이 프로그램은 합성 음성의 example.mp3 오디오 파일을 출력합니다.

자바

java-docs-samples/texttospeech/cloud-client/resources/ 디렉터리로 이동합니다.

resources 디렉터리에서 example.mp3 파일을 확인합니다.

Node.js

nodejs-docs-samples/texttospeech/resources/ 디렉터리로 이동합니다.

resources 디렉터리에서 example.mp3 파일을 확인합니다.

Python

python-docs-samples/texttospeech/snippets/resources로 이동합니다.
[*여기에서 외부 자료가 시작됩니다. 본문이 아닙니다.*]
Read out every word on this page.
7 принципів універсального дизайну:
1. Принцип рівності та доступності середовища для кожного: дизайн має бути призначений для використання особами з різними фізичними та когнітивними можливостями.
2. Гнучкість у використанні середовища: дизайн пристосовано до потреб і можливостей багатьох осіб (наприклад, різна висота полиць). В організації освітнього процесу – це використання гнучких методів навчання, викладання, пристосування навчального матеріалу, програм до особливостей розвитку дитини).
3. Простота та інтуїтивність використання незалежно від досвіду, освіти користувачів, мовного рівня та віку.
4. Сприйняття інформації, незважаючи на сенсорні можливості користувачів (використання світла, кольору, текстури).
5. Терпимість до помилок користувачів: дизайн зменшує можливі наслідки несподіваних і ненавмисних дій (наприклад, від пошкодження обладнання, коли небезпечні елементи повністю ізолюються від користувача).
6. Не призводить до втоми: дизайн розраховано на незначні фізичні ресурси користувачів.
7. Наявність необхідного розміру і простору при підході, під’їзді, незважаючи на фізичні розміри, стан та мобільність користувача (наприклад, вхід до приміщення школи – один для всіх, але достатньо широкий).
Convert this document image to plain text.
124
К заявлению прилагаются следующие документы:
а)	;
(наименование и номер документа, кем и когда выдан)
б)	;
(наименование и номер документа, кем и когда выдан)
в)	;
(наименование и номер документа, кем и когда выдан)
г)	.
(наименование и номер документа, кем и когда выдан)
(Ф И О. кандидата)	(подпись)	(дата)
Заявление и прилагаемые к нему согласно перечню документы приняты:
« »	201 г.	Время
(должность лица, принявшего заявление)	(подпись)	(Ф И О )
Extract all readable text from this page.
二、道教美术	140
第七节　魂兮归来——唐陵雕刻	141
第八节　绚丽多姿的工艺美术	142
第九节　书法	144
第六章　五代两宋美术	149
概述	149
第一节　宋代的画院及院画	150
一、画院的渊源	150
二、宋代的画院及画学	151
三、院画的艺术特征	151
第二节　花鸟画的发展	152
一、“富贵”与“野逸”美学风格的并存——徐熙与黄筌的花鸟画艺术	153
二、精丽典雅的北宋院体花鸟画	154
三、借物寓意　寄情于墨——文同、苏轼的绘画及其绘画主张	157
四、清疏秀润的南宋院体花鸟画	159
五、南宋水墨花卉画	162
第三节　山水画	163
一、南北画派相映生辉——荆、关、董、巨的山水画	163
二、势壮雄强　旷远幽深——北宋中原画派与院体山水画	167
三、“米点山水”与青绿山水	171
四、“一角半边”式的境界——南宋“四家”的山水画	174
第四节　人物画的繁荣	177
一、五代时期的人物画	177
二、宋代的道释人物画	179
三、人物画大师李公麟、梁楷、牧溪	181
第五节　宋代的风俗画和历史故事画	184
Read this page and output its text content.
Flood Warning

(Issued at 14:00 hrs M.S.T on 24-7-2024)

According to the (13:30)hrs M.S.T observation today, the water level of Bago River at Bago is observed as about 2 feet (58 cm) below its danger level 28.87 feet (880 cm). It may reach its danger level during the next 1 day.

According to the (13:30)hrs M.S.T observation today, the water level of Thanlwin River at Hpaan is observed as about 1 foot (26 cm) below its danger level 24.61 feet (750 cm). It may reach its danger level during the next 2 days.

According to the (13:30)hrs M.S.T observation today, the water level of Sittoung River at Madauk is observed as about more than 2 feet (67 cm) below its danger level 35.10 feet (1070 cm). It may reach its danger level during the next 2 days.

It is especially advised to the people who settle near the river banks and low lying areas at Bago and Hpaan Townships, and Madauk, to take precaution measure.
resources 디렉터리에서 example.mp3 파일을 확인합니다.

다음 오디오 클립을 듣고 example.mp3 파일이 동일하게 소리나는지 확인합니다.

문제 해결

명령줄에서 GOOGLE_APPLICATION_CREDENTIALS 환경 변수 설정을 잊으면 오류 메시지가 발생합니다.
```
The Application Default Credentials are not available.
```
존재하지 않는 파일의 이름을 text_to_ssml()에 전달하면 오류 메시지가 발생합니다.
```
IOError: [Errno 2] No such file or directory
```
ssml_to_audio()에 None이 포함된 ssml_text 매개변수를 전달하면 오류 메시지가 발생합니다.
```
InvalidArgument: 400 Invalid input type. Type has to be text or SSML
```
코드를 실행 중인 위치가 올바른 디렉터리인지 확인합니다.

다음 단계

다른 SSML 태그 살펴보기
Translation 및 Vision에 SSML 사용 방법 알아보기

삭제

이 튜토리얼에서 사용된 리소스 비용이 Google Cloud Platform 계정에 청구되지 않도록 하려면 Google Cloud Console을 사용하여 필요하지 않은 프로젝트를 삭제하세요.

프로젝트 삭제

Google Cloud 콘솔에서 프로젝트 페이지로 이동합니다.
프로젝트 목록에서 삭제할 프로젝트를 선택하고 삭제를 클릭합니다.
대화상자에서 프로젝트 ID를 입력하고 종료를 클릭하여 프로젝트를 삭제합니다.